I am not an expert at all (for now) when it comes to PHP performance testing.

In the past I did performance optimizations, backtrace checking, profiling with Xdebug, xhprof and tools like Blackfire.

During some of the experiments we are going to do, we might use one, or more of these tools to validate assumptions.

Initially all the tests will be done on my local machine:

Output of screenfetch

rob@MacBook-Pro-van-Rob
OS: 64bit macOS 11.2.3 20D91
Kernel: x86_64 Darwin 20.3.0
Packages: 131
Shell: zsh 5.8
Resolution: 3840x2160
DE: Aqua
WM: Quartz Compositor
WM Theme: Blue
Disk: 423G / 500G (88%)
CPU: Intel Core i9-9880H @ 2.30GHz
GPU: Intel UHD Graphics 630 / Radeon Pro 560X
RAM: 8816MiB / 16384MiB

While it is not ideal to run performance tests on a personal machine because the CPU might be busy doing other tasks it will give a good indication of how well someone is performing if all tests run from the same machine over multiple tries.

If this testing gets more serious, I will consider setting up a dedicated machine to run tests on.

All tests will execute using the command line version to avoid overhead of Apache or Nginx. But it still might be we do some ab testing here and there.

Docker

Tests will run in a configured docker instance.

We will use the default PHP8 image with opcache disabled (extension not loaded).

At some points we might enable it briefly to see how it would affect performance.

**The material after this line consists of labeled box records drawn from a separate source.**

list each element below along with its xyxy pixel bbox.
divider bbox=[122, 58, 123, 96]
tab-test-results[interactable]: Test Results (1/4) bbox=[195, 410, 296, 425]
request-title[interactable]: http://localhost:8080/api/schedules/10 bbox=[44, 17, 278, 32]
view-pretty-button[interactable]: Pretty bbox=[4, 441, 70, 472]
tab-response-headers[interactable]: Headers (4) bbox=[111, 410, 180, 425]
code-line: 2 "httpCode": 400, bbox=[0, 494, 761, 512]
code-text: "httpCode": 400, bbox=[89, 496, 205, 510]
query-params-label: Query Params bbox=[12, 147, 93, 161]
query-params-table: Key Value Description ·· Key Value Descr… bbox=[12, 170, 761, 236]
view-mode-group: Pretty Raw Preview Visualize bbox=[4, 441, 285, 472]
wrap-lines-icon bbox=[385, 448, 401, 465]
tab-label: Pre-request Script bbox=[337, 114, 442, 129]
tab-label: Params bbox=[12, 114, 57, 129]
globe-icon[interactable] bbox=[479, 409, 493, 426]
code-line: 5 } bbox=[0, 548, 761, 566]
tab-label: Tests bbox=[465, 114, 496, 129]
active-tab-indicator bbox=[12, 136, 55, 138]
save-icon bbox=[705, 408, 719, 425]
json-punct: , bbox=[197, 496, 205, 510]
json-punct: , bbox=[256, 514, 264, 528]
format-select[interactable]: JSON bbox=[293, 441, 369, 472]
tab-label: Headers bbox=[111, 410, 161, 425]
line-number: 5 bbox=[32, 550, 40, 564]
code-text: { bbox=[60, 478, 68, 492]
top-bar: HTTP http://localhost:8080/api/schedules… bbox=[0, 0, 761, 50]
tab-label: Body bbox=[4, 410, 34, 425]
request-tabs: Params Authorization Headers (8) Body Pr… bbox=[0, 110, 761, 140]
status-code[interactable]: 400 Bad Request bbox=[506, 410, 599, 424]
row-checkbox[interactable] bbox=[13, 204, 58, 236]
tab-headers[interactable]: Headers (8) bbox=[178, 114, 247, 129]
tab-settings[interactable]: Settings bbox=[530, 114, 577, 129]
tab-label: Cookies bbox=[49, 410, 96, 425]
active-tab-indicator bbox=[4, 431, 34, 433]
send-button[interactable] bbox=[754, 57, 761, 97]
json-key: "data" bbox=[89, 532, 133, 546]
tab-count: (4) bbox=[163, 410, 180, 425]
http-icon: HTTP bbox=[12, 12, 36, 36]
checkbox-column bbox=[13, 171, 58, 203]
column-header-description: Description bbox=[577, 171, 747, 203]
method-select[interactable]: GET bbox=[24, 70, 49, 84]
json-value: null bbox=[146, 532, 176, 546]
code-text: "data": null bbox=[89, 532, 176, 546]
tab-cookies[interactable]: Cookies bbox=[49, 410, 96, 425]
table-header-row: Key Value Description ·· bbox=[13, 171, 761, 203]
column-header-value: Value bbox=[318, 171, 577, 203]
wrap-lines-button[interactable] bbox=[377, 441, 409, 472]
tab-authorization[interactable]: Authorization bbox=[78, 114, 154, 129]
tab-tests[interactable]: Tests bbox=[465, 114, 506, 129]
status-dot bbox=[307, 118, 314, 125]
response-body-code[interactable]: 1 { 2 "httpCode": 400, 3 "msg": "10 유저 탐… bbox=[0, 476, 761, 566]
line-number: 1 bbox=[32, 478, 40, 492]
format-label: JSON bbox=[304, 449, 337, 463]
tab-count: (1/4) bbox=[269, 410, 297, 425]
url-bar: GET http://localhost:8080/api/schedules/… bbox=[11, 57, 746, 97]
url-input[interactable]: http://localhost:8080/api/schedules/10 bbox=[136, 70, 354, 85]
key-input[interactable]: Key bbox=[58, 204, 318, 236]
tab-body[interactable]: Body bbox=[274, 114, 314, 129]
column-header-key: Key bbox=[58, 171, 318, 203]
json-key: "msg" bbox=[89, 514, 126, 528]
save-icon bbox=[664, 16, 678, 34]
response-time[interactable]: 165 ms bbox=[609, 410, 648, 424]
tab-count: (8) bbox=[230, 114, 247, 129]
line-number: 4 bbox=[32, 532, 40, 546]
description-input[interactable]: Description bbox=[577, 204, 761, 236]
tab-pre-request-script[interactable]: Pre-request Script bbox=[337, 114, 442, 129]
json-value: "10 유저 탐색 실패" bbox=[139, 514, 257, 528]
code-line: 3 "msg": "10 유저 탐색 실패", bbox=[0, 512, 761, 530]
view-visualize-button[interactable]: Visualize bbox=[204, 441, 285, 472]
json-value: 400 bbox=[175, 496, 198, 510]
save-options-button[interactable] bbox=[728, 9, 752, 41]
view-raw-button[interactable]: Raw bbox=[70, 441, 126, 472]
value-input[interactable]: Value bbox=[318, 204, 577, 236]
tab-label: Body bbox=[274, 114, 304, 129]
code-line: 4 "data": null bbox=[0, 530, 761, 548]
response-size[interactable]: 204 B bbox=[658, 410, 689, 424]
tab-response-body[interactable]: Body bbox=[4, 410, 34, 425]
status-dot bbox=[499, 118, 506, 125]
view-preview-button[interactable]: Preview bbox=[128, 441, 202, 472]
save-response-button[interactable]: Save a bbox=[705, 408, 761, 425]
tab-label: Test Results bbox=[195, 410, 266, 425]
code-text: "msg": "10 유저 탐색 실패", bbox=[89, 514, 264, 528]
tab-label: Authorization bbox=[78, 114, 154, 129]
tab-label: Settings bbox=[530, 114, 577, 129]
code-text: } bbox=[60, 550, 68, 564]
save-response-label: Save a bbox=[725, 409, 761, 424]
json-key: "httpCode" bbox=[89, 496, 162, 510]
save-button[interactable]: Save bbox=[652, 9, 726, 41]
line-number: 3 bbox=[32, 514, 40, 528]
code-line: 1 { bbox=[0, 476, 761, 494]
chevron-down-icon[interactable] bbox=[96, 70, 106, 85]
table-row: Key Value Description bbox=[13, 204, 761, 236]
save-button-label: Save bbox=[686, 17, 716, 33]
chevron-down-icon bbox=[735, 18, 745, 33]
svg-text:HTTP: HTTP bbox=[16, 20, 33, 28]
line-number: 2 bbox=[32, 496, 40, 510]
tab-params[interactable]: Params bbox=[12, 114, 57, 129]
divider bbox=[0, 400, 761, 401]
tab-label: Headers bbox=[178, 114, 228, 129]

The docker instance will be given 2 GB of memory and access to 1 CPU cores. This will ensure that the tests are always running in a fixed environment setup.

It will also allow us to quickly restart a system if we notice it is messed up. And of course we’ll not be messing up the main system which I used every day to earn my bread.

The docker setup and tests will be hosted on GitHub once they are somewhat stable and good to be shared.

At any time if you have suggestions on how to improve accuracy of tests, let me know! Twitter direct messages are open.

The staring files, for the most up to date version check the GitHub repository as they might change.

Dockerfile:

FROM php:8.0-apache

## Enable mod reload
RUN cp $APACHE_CONFDIR/mods-available/rewrite.load $APACHE_CONFDIR/mods-enabled/rewrite.load

Docker compose file:

version: "3.7"
services:
  php:
    build:
      dockerfile: ./docker/php.Dockerfile
      context: .
    restart: always
    volumes:
      - "./:/var/www/html/"
    ports:
      - "8888:80"

How to test the performance?

It’s not that easy to test bare performances. We do not want to use PHP for that because we want to remove any overhead.

Instead we are going to use a rust utility procrec in combination with a boot script to run a number of iterations.

I did modify procrec a bit to use millisecond timings and to allow exporting the plots to a png file.

We will use gnuplot to get some graphs.

In addition to this, we will use a Makefile to store all of the tests so it can be ran easily.

Repository

You can find some initial experiment results on the GitHub page: Results

You can also directly view the GitHub repository.

Some interesting findings already, inline concatenation is the fastest. Objects use far less memory then arrays, and using functions namespaced in namespaced files a faster!